Les auberges étaient à l'image de la ville. Celle que Catherine choisit, près de l'église Saint-Donat, abritait une jolie porte peinte de neuf sous les branches dépouillées d'un bosquet de cornouillers. Elle leur offrit un logement propre, bien chauffé par une bonne cheminée, de l'eau chaude pour la toilette et une réconfortante soupe aux choux arrosée d'un joli vin de Moselle. Les lits étaient moelleux, les draps blancs parfumés aux herbes séchées et les trois voyageurs y dormirent leur meilleure nuit depuis la maison Morel-Sauvegrain, une nuit dont ils avaient le plus grand besoin et qui permit à Catherine, reposée, de voir les choses et les gens sous un jour un peu moins sombre.

Le lendemain, tandis qu'elle montait vers le château, un peu avant midi au pas tranquille de son cheval dont Gauthier avait briqué férocement le harnachement, elle se sentait une autre femme. Sa robe de velours violet, de la nuance exacte de ses yeux, s'assortissait d'un manteau à larges manches doublé de petit-gris. La même fourrure, en forme de toque d'où fusait une plume couleur de fumée agrafée d'une plaque d'or et d'améthyste, couronnait ses magnifiques cheveux blonds qu'elle avait lavés tôt le matin et qui brillaient comme des torsades d'or. Derrière elle Gauthier et Bérenger, brossés et astiqués eux aussi, tenaient fort convenablement leur rôle. Aussi il ne vint à l'idée d'aucun des archers de garde à la barbacane du château de refuser l'entrée à cette inconnue en qui, sans même qu'elle eût décliné ses noms et qualités, il était facile de deviner une grande dame.

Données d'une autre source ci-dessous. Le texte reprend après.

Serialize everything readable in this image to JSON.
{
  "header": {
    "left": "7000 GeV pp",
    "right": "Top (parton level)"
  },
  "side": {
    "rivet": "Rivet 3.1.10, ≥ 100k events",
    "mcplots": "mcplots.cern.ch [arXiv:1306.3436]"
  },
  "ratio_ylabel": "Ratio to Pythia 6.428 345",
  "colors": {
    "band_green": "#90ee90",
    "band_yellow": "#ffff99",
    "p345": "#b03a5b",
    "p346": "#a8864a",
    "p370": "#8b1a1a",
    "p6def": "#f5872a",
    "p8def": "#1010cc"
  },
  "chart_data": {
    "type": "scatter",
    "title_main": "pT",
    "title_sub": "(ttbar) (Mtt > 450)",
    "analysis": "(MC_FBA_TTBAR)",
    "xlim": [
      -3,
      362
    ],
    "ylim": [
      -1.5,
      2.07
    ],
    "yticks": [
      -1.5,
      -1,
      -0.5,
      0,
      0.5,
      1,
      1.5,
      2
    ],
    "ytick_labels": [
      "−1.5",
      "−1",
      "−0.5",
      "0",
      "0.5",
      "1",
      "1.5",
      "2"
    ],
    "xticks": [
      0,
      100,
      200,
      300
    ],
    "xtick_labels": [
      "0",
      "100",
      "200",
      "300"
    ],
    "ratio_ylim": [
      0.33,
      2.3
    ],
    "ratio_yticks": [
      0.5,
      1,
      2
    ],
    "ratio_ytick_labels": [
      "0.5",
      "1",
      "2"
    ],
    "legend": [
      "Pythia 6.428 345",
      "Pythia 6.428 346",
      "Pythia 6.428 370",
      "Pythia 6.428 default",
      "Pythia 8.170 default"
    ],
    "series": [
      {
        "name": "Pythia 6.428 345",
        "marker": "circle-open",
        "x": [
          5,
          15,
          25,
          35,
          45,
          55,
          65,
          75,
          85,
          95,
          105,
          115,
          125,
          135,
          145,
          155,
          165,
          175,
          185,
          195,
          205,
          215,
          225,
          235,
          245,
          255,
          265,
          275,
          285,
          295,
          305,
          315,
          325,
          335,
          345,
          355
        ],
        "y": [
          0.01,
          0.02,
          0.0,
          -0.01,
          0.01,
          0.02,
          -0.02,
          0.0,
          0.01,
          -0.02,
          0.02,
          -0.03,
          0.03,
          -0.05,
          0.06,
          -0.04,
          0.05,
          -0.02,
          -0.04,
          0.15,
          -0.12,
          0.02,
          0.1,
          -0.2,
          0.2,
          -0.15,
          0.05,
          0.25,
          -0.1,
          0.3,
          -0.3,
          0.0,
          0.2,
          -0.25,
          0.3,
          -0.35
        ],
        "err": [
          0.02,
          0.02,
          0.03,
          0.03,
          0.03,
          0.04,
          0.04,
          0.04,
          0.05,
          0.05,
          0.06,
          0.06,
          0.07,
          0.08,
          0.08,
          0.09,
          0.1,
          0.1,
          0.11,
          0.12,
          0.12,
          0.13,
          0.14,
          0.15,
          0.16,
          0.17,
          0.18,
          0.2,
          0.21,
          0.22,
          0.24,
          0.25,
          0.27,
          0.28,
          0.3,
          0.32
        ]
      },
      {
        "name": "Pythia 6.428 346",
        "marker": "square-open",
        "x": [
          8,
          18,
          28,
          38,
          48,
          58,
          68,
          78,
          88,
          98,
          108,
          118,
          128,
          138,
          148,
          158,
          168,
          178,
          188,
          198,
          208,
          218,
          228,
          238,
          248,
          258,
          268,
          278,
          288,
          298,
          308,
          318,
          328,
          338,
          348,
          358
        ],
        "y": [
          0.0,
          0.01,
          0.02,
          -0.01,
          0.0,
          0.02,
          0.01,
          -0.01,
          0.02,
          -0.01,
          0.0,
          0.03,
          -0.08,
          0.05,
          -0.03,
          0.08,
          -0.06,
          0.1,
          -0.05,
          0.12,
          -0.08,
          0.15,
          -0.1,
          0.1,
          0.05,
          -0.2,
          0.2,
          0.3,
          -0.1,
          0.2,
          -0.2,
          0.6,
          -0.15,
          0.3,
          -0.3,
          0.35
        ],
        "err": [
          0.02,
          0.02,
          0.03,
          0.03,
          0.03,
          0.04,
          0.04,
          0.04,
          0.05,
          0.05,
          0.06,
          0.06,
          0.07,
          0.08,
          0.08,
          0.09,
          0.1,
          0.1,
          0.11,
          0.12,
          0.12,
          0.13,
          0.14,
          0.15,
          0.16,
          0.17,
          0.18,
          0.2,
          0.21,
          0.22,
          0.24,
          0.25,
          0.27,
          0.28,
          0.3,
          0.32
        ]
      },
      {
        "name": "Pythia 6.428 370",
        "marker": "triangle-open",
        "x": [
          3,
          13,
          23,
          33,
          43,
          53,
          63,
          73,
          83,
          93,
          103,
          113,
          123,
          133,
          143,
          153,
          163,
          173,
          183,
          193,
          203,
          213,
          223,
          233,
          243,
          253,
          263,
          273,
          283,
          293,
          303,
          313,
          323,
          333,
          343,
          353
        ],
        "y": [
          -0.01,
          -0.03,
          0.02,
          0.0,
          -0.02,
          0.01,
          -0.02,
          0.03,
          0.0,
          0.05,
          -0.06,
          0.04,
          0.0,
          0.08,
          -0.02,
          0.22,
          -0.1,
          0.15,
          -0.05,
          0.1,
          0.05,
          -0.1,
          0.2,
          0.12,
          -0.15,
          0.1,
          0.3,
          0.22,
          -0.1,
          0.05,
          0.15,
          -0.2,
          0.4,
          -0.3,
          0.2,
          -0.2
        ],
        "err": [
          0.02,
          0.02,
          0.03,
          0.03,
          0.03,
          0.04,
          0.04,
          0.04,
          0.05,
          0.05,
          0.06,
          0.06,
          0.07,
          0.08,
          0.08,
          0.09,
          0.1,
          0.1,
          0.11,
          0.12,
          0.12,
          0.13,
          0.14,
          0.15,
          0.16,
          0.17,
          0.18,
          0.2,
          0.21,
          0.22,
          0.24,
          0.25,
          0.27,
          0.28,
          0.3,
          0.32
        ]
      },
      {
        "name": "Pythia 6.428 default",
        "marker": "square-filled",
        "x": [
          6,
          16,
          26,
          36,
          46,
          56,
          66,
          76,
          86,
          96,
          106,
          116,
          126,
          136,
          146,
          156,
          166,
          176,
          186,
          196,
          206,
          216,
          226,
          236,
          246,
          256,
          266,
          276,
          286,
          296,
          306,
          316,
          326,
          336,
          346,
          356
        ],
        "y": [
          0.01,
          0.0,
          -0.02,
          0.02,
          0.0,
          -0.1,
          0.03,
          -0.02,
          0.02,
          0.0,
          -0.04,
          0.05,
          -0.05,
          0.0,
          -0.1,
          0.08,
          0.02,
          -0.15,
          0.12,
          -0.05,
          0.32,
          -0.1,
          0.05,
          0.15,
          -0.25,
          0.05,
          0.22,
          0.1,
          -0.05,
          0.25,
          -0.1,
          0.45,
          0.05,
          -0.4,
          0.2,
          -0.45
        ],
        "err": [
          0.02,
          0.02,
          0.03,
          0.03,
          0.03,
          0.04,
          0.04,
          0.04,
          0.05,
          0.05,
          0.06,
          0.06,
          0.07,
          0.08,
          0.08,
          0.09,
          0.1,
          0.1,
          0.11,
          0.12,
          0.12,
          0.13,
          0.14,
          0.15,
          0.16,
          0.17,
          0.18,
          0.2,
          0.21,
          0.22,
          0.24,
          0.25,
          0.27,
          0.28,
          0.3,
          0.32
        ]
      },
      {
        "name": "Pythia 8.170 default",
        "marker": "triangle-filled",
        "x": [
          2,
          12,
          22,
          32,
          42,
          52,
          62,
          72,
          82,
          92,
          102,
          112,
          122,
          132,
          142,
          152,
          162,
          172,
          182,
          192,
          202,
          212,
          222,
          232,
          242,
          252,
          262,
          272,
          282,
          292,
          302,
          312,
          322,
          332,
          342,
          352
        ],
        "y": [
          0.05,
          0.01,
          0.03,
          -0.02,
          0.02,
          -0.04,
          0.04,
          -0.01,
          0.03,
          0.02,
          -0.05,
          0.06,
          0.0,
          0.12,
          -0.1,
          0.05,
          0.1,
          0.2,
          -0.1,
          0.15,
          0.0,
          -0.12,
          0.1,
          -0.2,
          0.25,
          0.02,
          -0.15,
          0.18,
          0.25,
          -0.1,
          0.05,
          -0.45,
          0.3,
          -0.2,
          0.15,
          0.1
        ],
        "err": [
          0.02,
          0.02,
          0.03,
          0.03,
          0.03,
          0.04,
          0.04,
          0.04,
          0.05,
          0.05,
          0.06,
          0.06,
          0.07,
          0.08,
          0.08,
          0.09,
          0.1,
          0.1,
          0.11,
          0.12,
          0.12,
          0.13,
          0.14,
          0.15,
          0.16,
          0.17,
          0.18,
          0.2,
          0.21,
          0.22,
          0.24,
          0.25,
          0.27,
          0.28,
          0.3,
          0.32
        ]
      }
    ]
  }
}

Les mœurs en Luxembourg étaient d'ailleurs simples et Catherine n'eut aucune peine à obtenir l'audience qu'elle demandait. Une courte attente sur le palier d'un large escalier de pierre, aux murs duquel pendaient des tapisseries, et un lansquenet haut comme une armoire et barbu comme Noé se chargea d'introduire la visiteuse après avoir indiqué du geste à Gauthier et à Bérenger de rester où ils étaient.

Guidée par lui, Catherine fut conduite à une sorte d'antichambre et remise à une grosse femme, sans âge, vêtue comme une religieuse à cette différence près que sa robe était de beau drap rouge vif et que plusieurs chaînes d'or pendaient à son cou.